A Women’s Co-op Battles Globalization

Elizabeth Bowman
Center for Global Justice, México
Tuesday, August 1, 2006

Many positive effects of neo-liberal globalization are visible to us — foreign restaurants, English-language newspapers, shopping, even donuts. San Miguel is prosperous and cosmopolitan — if you have the money for such items. But for the negative side of globalization see the de-industrialized towns of the US Northeast, and in Mexico just go to the countryside.

On a visit to Cieneguilla, a community 1.5 hours north and east of San Miguel by bus, participants in the Center for Global Justice workshop “Another World is Necessary” saw this other side. The town is full of old people, women, and children; most working-age men have gone to the US to work. Due to flooding of Mexico by NAFTA corn and other agricultural products, even the small amounts of cash needed in village economies by sale of such products are out of reach. A child’s need for glasses or a school uniform suffices to send a family member — usually a brother or father — North to earn the required cash. Proportionately, Guanajuato sends more men to the US than any other state.

“Families want to stay together. Our men do not go out of love for the US but out of need,” explained one of our hosts. Emigration — migrating out of and away from — is even more of a problem in Mexico than immigration — migrating into — is for the US (though no policy is being envisioned for raising up the underclass thereby created). Neo-liberal marketization imposes the need for cash on a village’s largely non-wage communal economy. At the same time, it pits village products against world market commodities – a losing proposition. Not incidentally, such policies allow big agri-business farms to expand cheaply. But so far, rather than sell out to such concerns, emigration to big cities or to the US is the painful solution chosen by many individual families. This further weakens the autonomy of village economies.

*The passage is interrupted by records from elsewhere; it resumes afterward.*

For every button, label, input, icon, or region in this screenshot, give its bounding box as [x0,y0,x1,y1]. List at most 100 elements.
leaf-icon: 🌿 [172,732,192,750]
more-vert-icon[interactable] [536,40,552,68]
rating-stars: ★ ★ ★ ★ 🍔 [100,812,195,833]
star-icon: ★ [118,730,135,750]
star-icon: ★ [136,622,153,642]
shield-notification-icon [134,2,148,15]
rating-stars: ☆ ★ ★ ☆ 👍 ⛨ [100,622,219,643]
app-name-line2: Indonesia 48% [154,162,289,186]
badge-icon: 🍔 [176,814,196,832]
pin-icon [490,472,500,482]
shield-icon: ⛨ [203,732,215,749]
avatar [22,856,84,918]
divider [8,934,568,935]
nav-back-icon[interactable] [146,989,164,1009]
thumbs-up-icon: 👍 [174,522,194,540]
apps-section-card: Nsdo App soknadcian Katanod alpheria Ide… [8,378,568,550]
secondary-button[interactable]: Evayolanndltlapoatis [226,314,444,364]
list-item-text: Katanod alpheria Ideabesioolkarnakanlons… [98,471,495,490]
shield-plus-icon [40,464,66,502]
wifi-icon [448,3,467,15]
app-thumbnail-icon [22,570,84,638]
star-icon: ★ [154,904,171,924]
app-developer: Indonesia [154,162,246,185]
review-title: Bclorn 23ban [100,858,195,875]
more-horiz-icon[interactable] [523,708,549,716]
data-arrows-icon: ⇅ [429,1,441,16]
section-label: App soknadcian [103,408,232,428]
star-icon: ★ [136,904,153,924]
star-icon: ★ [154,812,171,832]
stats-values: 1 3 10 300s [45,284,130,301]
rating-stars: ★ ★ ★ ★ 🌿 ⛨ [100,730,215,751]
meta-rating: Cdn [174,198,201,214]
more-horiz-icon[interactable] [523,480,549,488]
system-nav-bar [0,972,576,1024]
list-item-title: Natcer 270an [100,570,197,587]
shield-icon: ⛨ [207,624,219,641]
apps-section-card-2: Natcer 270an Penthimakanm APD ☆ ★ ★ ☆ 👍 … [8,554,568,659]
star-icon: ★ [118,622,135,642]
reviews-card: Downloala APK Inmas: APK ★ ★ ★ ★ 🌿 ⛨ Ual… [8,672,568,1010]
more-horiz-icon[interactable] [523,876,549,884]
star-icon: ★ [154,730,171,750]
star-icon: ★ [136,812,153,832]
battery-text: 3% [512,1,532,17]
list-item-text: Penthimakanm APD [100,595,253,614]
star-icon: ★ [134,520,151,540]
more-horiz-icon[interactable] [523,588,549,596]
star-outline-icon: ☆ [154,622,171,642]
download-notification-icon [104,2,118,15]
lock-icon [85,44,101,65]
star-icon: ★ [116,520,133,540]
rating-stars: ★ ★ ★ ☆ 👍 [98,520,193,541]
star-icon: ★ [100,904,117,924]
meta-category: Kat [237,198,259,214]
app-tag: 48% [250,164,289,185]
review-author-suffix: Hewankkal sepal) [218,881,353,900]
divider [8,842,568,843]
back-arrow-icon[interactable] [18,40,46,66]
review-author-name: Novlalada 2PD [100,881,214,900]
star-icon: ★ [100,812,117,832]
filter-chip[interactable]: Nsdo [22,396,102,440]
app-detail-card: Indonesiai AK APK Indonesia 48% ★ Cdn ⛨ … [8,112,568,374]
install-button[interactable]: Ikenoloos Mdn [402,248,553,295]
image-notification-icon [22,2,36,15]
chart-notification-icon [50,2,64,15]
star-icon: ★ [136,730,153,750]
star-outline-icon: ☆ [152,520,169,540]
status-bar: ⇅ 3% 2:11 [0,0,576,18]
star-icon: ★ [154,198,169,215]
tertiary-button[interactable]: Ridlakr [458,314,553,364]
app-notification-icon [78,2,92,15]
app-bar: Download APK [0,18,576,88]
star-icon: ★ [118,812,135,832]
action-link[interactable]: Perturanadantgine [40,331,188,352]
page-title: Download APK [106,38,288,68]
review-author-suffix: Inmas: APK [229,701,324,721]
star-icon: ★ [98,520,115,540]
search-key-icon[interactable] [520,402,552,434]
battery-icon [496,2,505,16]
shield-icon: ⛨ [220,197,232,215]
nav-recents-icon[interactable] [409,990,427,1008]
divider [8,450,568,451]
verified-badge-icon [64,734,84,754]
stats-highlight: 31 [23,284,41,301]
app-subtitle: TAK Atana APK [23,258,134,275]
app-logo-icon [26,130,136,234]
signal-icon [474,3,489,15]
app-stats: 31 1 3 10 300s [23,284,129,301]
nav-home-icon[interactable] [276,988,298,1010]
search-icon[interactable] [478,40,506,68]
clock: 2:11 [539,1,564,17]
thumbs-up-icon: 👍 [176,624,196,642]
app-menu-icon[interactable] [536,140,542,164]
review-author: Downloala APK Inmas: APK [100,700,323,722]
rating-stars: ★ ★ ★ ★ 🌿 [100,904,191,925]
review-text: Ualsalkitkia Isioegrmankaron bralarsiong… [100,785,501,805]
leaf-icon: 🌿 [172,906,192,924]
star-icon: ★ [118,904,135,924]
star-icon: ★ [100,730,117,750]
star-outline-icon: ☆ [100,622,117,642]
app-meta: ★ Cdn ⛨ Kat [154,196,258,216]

Yet there are some positive solutions that are reinvigorating such economies and keeping families intact. Yolanda Millan has helped organize a sellers’ cooperative of 104 women from different villages, mostly Northeast of San Miguel. She seeks out groups of women who make sellable items: women and children’s clothing, nopal soap and shampoo, sweets, baskets and the like. Sometimes she gets training or machines that allow improvement of products. Sometimes she just provides space in her store where they can be sold.

  A highlight of July’s workshop, at Cieneguilla we met a group of 17 women who make baskets for sale at fairs and in the new Mujeres Productoras outlet located at the Center for Global Justice, Calzada de la Luz #42. Basket making has been practiced for generations in Cieneguilla. Simone Bullen, a Center for Global Justice intern who came to study under supervision of professors from Berea College in Kentucky, spent a week of collaborative field research in Cieneguilla. She demonstrated the art of basket-making for us with other more expert women, revealing the high skill involved. Yolanda has brought basket makers from Oaxaca to teach the women new weaving patterns. The women had just returned from a major fair in Acapulco where they sold baskets.

In another malign turn of globalization, Chinese baskets can now be made more cheaply than Mexican ones. The campesino women of Mexico are competing with peasants in China! Yolanda now plans to get training for the women to make furniture from metal and reeds — small tables and chests of drawers. Soon they will be available for purchase at Mujeres Productoras’ outlet.